La Toyota bondit dans les nids-de-poule du quartier Vogt. Les lampadaires au sodium nimbent les rues d’une lumière orangée. Ils clignotent puis s’éteignent subitement victimes à leur tour du délestage de 20 heures, lorsque télévisions, lampes, cuisinières, climatiseurs en demandent trop au réseau. L’avenue de Mvolye s’ouvre devant nous couverte de restaurants, bars, vendeurs à la sauvette qui font griller leurs brochettes dans un nuage de moucherons. L’avenue est encore éclairée par les fenêtres et les portes. « Tous les commerçants ont un groupe électrogène, sinon ils perdraient leur clientèle à chaque coupure, répond Etienne. C’est une mesure de survie. »

Quelques kilomètres plus à l’Est, les lampadaires se sont rallumés dans un quartier étroit. Des femmes à talons aiguilles s’y appuient sous le halo jaune. « Ce sont les filles-poteaux, glisse Etienne, on les appelle comme ça parce qu’elles restent plantées sur le trottoir en attendant les clients comme des lampadaires. »

Un luxe qu’on étale

Non loin de là se tient dans une ruelle poussiéreuse la boîte de nuit Pyramide, sa favorite. Il y vient régulièrement avec des amis pour y écluser quelques bières brunes et observer les filles se trémousser. Ce soir, ce sera avec Célestin, l’un de ses meilleurs amis. Il a terminé le travail plus tôt et a rapidement remisé sa blouse d’opérateur chez Eneo, la société qui gère le réseau électrique camerounais. Son boulot consiste à grimper aux poteaux pour réparer les câbles abîmés, défaire les connexions douteuses et réparer les transformateurs. « Chaque semaine, il y en a un qui crame à cause du manque de maintenance et des branchements illégaux qui causent des surtensions », lance-t-il affalé dans le canapé.

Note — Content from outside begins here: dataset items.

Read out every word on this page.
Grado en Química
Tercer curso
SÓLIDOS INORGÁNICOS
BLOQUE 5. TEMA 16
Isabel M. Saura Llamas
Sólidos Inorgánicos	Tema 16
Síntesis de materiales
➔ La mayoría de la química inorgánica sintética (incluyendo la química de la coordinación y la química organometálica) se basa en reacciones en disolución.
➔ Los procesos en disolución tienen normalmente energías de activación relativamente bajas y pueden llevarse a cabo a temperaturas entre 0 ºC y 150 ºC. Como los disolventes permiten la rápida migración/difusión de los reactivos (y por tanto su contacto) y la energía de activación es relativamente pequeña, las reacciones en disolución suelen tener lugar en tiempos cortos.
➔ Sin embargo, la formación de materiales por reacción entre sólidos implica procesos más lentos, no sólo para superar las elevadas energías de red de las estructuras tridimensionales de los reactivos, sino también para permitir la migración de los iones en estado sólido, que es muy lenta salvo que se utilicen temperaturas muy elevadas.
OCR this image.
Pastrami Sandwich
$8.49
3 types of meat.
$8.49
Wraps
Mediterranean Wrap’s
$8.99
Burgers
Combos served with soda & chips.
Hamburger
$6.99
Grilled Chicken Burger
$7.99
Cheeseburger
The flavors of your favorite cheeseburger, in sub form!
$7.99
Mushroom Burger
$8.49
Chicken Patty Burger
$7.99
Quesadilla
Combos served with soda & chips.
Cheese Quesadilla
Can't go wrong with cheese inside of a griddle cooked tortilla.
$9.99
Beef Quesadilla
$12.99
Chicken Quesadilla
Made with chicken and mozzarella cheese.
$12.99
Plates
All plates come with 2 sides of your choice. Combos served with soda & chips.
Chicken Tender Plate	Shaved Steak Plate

La soirée s’élance doucement, les clients ne sont pas nombreux. Les haut-parleurs crachent de la musique nigériane à pleine puissance, les stroboscopes suivent le rythme. « 12 500 watts de son et 25 000 volts de lumière », vante un panneau défilant au-dessus du bar. L’électricité est un luxe qu’on étale. Le temps glisse comme les danseurs sur la piste. Les tables se remplissent, l’ambiance se réchauffe. Puis coupure ! L’obscurité et le silence. Plus que des silhouettes mouvantes dans le grincement de leurs chaussures. Personne ne hue ou ne s’exclame d’être arrêté ainsi.

L’habitude sans doute. L’odeur de transpiration se fait plus forte comme si la vue et l’ouïe saturées de lumière et de bruit laissaient enfin à l’odorat tout le champ pour ressentir. Les membres du service traversent la piste silencieuse. Quelques minutes plus tard la musique reprend, si forte, qu’elle arrive à couvrir la rumeur de l’énorme groupe électrogène. Etienne souffle. « Heureusement, ça n’a pas duré. Dès fois, ils oublient de faire le plein de gasoil alors la musique ne revient pas. Tout le monde rentre à la maison et ta bouteille de champagne se gâte dans le frigo. »



La nuit s’allonge jusqu’au petit matin. Dans la Sapomobile, les convives assèchent leurs bouteilles, ivres de musique et d’alcool. Le passage de la voiture illuminée fait se lever quelques paupières fatiguées. « Eh trop classe ta caisse Sapolo ! », hurle un adolescent sur le trottoir. Puis les lampadaires s’éteignent pour laisser la route entière au soleil.